Cependant, paradoxalement, la Cour de cassation a régulièrement rendu des arrêts inverses faisant référence à la théorie du « préjudice nécessaire », par exception, lorsque :

  • le salarié perd de façon injustifiée son emploi ( soc. 13 septembre 2017 n° 16-13.578 FP-PBRI)
  • l’employeur n’a pas mis en place d’institutions représentatives du personnel ou n’a pas accompli les diligences nécessaires à leur mise en place, dans le cadre d’une procédure de licenciement économique ( soc. 17 octobre 2018 n° 17-14.392 FS-PB)
  • la durée maximale hebdomadaire de travail est constatée (Cass. Soc. 26 janvier 2022, n°20-21.636 FS-B)
  • le repos journalier et hebdomadaire n’est pas respecté ( Soc. 14 décembre 2022, n°21-21.411 F-D)
  • il est constaté un dépassement de la durée maximale quotidienne du travail ( Soc. 11 mai 2023, n°21-22.281 FS-B)

Ainsi, le 27 septembre 2023, lorsqu’elle censure la Cour d’appel qui déboute le salarié de sa demande en paiement de dommages-intérêts pour non-respect de la durée maximale hebdomadaire de travail de nuit, sans constater que l’employeur justifiait l’avoir respectée ; cela revient à considérer que le dépassement de la durée maximale hebdomadaire de travail de nuit ouvre droit automatiquement à réparation du préjudice. (Cass. soc., 27 sept. 2023, n°  21-24.782 , F-B)

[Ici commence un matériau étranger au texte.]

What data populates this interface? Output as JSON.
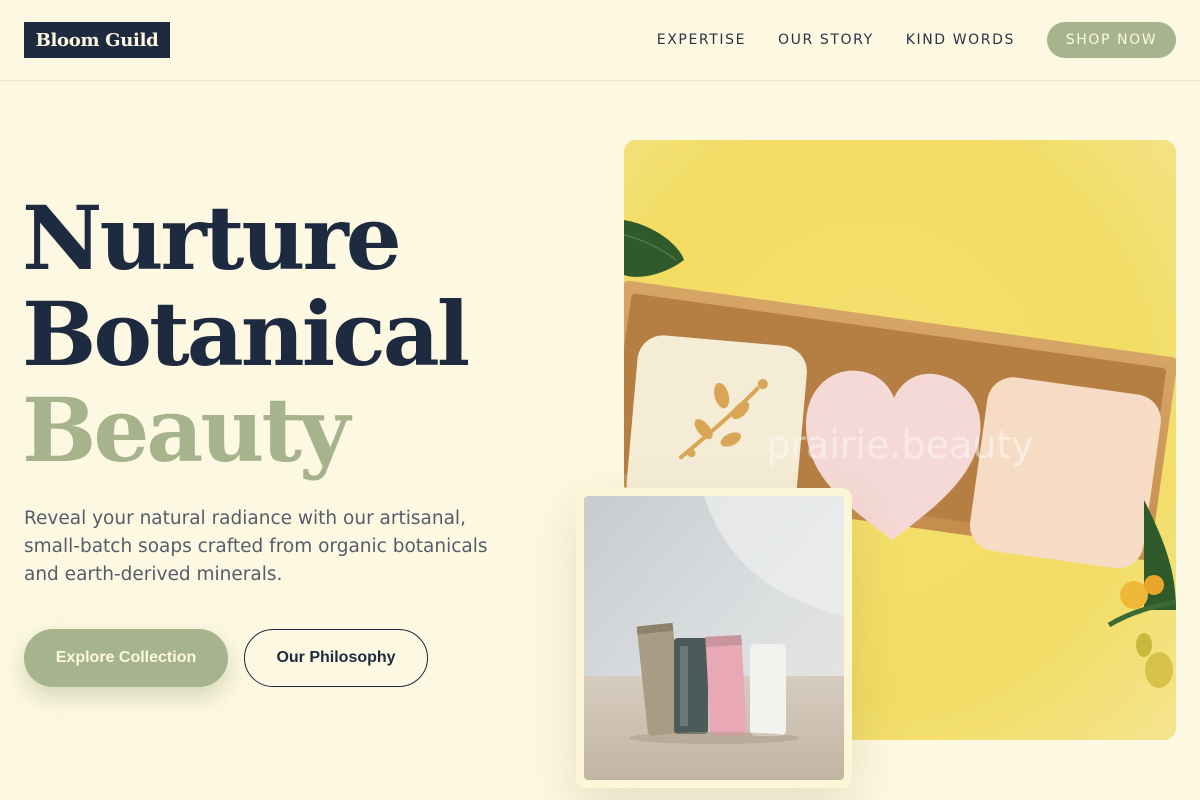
{
  "brand": {
    "name": "Bloom Guild"
  },
  "nav": {
    "links": [
      "EXPERTISE",
      "OUR STORY",
      "KIND WORDS"
    ],
    "cta": "SHOP NOW"
  },
  "hero": {
    "title_lines": [
      "Nurture",
      "Botanical",
      "Beauty"
    ],
    "description": "Reveal your natural radiance with our artisanal, small-batch soaps crafted from organic botanicals and earth-derived minerals.",
    "primary_button": "Explore Collection",
    "secondary_button": "Our Philosophy"
  },
  "images": {
    "main_photo_watermark": "prairie.beauty",
    "main_photo_subject": "three soap bars in a kraft box on yellow background",
    "small_photo_subject": "stack of handmade soap bars on stone"
  },
  "colors": {
    "background": "#fdf8e1",
    "navy": "#1e2a3f",
    "sage": "#a6b38d",
    "body_text": "#555d6a"
  }
}
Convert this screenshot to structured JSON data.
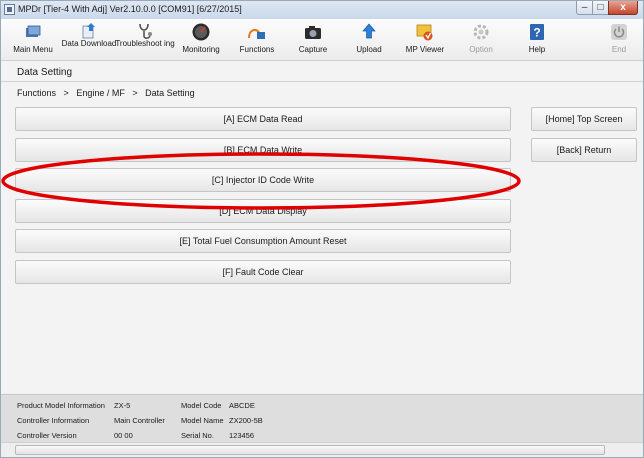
{
  "window": {
    "title": "MPDr [Tier-4 With Adj] Ver2.10.0.0 [COM91] [6/27/2015]",
    "min_glyph": "–",
    "max_glyph": "□",
    "close_glyph": "x"
  },
  "toolbar": {
    "main_menu": "Main Menu",
    "data_download": "Data Download",
    "troubleshooting": "Troubleshoot ing",
    "monitoring": "Monitoring",
    "functions": "Functions",
    "capture": "Capture",
    "upload": "Upload",
    "mp_viewer": "MP Viewer",
    "option": "Option",
    "help": "Help",
    "end": "End"
  },
  "page": {
    "title": "Data Setting",
    "breadcrumb": [
      "Functions",
      ">",
      "Engine / MF",
      ">",
      "Data Setting"
    ]
  },
  "menu": {
    "a": "[A] ECM Data Read",
    "b": "[B] ECM Data Write",
    "c": "[C] Injector ID Code Write",
    "d": "[D] ECM Data Display",
    "e": "[E] Total Fuel Consumption Amount Reset",
    "f": "[F] Fault Code Clear",
    "home": "[Home] Top Screen",
    "back": "[Back] Return"
  },
  "status": {
    "product_model_label": "Product Model Information",
    "product_model_value": "ZX-5",
    "controller_info_label": "Controller Information",
    "controller_info_value": "Main Controller",
    "controller_version_label": "Controller Version",
    "controller_version_value": "00 00",
    "model_code_label": "Model Code",
    "model_code_value": "ABCDE",
    "model_name_label": "Model Name",
    "model_name_value": "ZX200-5B",
    "serial_label": "Serial No.",
    "serial_value": "123456"
  },
  "highlight_color": "#e00000"
}
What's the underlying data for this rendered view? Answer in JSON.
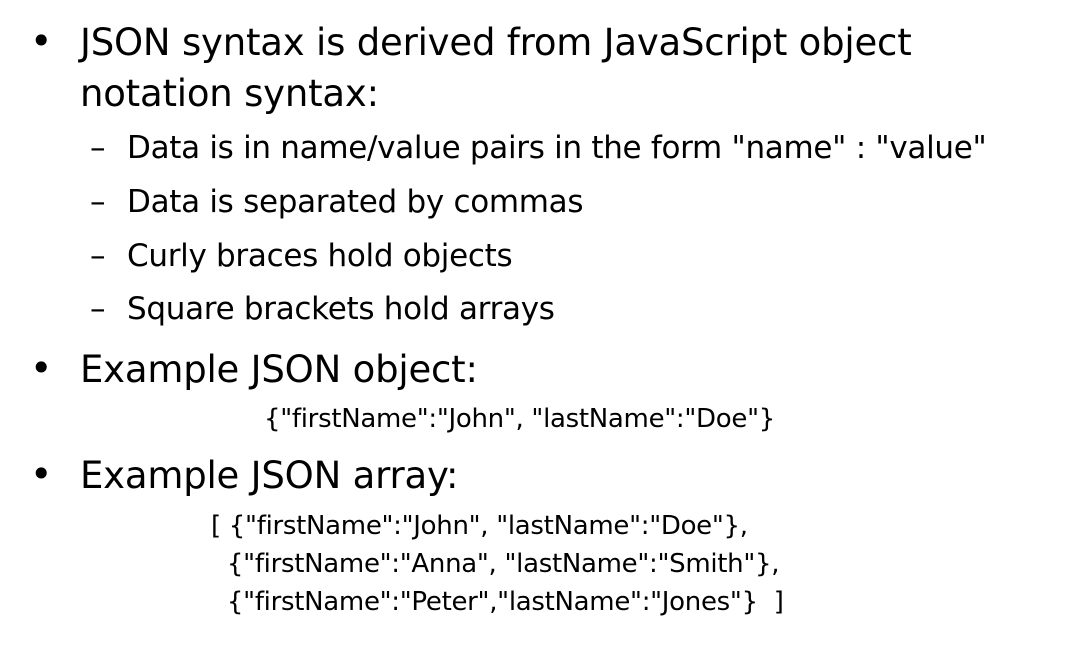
{
  "bullets": [
    {
      "text_line1": "JSON syntax is derived from JavaScript object",
      "text_line2": "notation syntax:",
      "sub_items": [
        "Data is in name/value pairs in the form \"name\" : \"value\"",
        "Data is separated by commas",
        "Curly braces hold objects",
        "Square brackets hold arrays"
      ]
    },
    {
      "text": "Example JSON object:",
      "code": "{\"firstName\":\"John\", \"lastName\":\"Doe\"}"
    },
    {
      "text": "Example JSON array:",
      "code_lines": [
        "[ {\"firstName\":\"John\", \"lastName\":\"Doe\"},",
        "  {\"firstName\":\"Anna\", \"lastName\":\"Smith\"},",
        "  {\"firstName\":\"Peter\",\"lastName\":\"Jones\"}  ]"
      ]
    }
  ],
  "symbols": {
    "bullet": "•",
    "dash": "–"
  }
}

En synthèse, un principe semble se dégager, celui du retour de la théorie du préjudice nécessaire, principalement en cas de violation de règles européennes sur le temps de travail, qui ouvre donc droit, à elle-seule, à réparation.

Une porte largement ouverte à toutes les dérives financières.

En revanche, la Cour de cassation ne semble pas revenir sur l’abandon de cette théorie pour des manquements moins graves de l’employeur.